The British High Court ordered terminally ill infant, Charlie Gard, to be moved to a hospice facility to die, ending a case that has spurred debate over the role of the state in children’s rights and health care.
The decision was made Thursday after Charlie’s parents and Great Ormond Street Hospital in London, where he is being treated, failed to agree on an end-of-life care plan for the 11-month-old. If no further agreement is reached, Charlie will be moved to Hospice on Friday in accordance with the hospital’s plan. The life-support systems would be removed shortly after, “inevitably result[ing] in Charlie’s death within a short period of time,” according to the judge.

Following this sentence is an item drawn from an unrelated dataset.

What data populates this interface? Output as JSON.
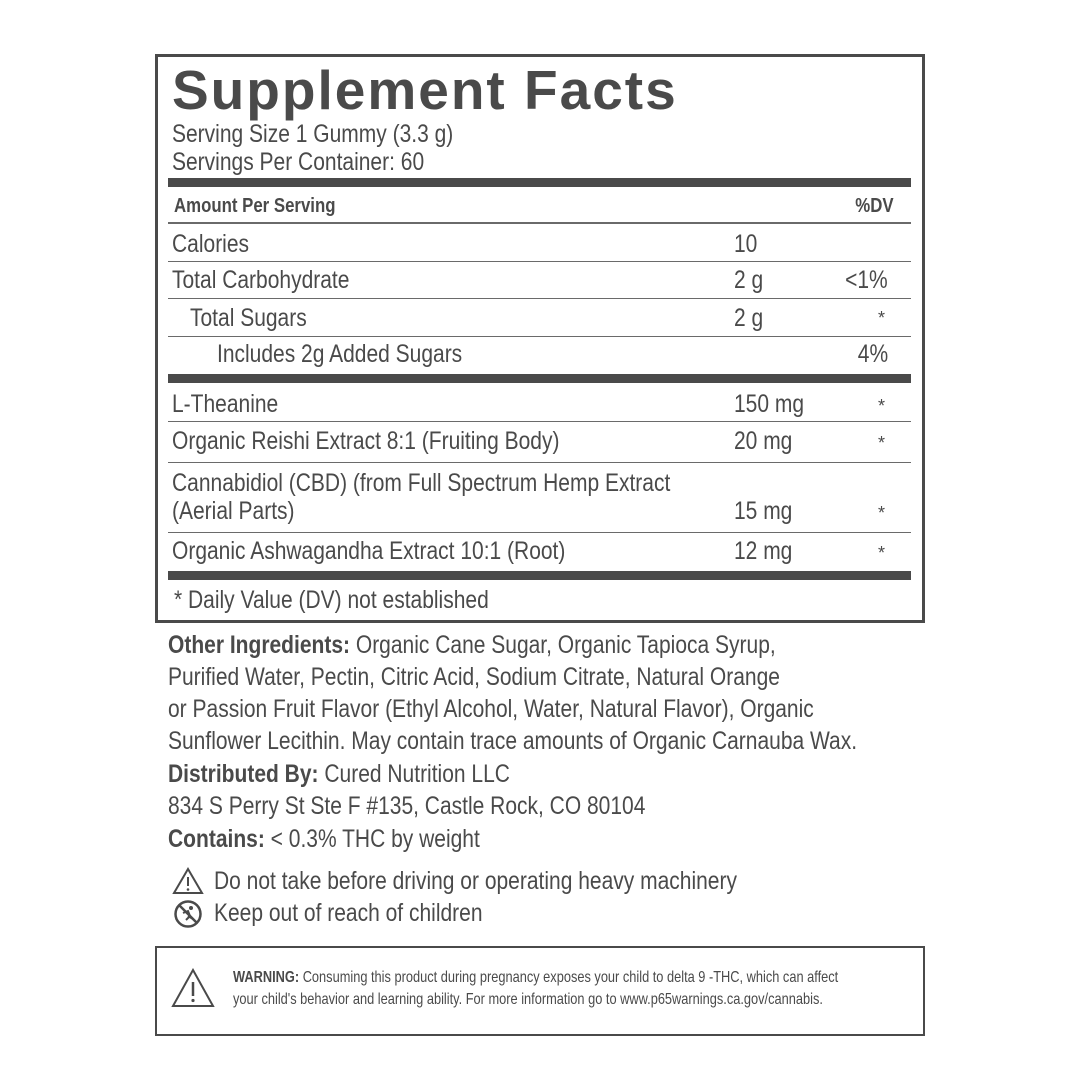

“It is not in Charlie’s best interests for artificial ventilation to continue to be provided to him, and it is therefore lawful and in his best interests for it to be withdrawn,” the court order said.
Charlie was born with a rare genetic disease called encephalomyopathic mitochondrial DNA depletion syndrome – one of only 16 confirmed cases worldwide. He cannot see or hear, he cannot move or breathe, he cannot cry or swallow, he suffers from frequent epileptic seizures. He would turn one year old on August 4.
Earlier this year, the hospital treating Charlie asked for court permission to remove him from life support, saying that keeping him alive was merely causing more suffering. The parents, Chris Gard and Connie Yates, disagreed and asked for permission to take Charlie to the United States for experimental treatment. The British courts and the European Court of Human Rights all backed the hospital.
The Court of Human Rights argued that “undergoing experimental treatment with no prospects of success would offer no benefit, and continue to cause [Charlie] significant harm.”
The case drew pitched coverage from British tabloids and captured worldwide attention after world leaders like President Donald Trump and Pope Francis weighed in, offering medical support.
Earlier this week, Gard and Yates abandoned their months-long legal fight, acknowledging the illness was untreatable.
They then asked to take their son home to die, a request the hospital denied. According to the hospital, the “invasive ventilation” that Charlie required was only available in the hospital. The machines would not fit into the family’s home in London.
Under British law, children hold rights independent of their parents, meaning the parents do not always have the absolute right to make medical decisions for their children. Great Ormond Street Hospital released a statement expressing regret over the public disagreement.
“We deeply regret that profound and heartfelt differences between Charlie’s doctors and his parents have had to be played out in court over such a protracted period,” the statement read. “While we always respect parents’ views, we will never do anything that could cause our patients unnecessary and prolonged suffering. The priority of our medical staff has always been Charlie.”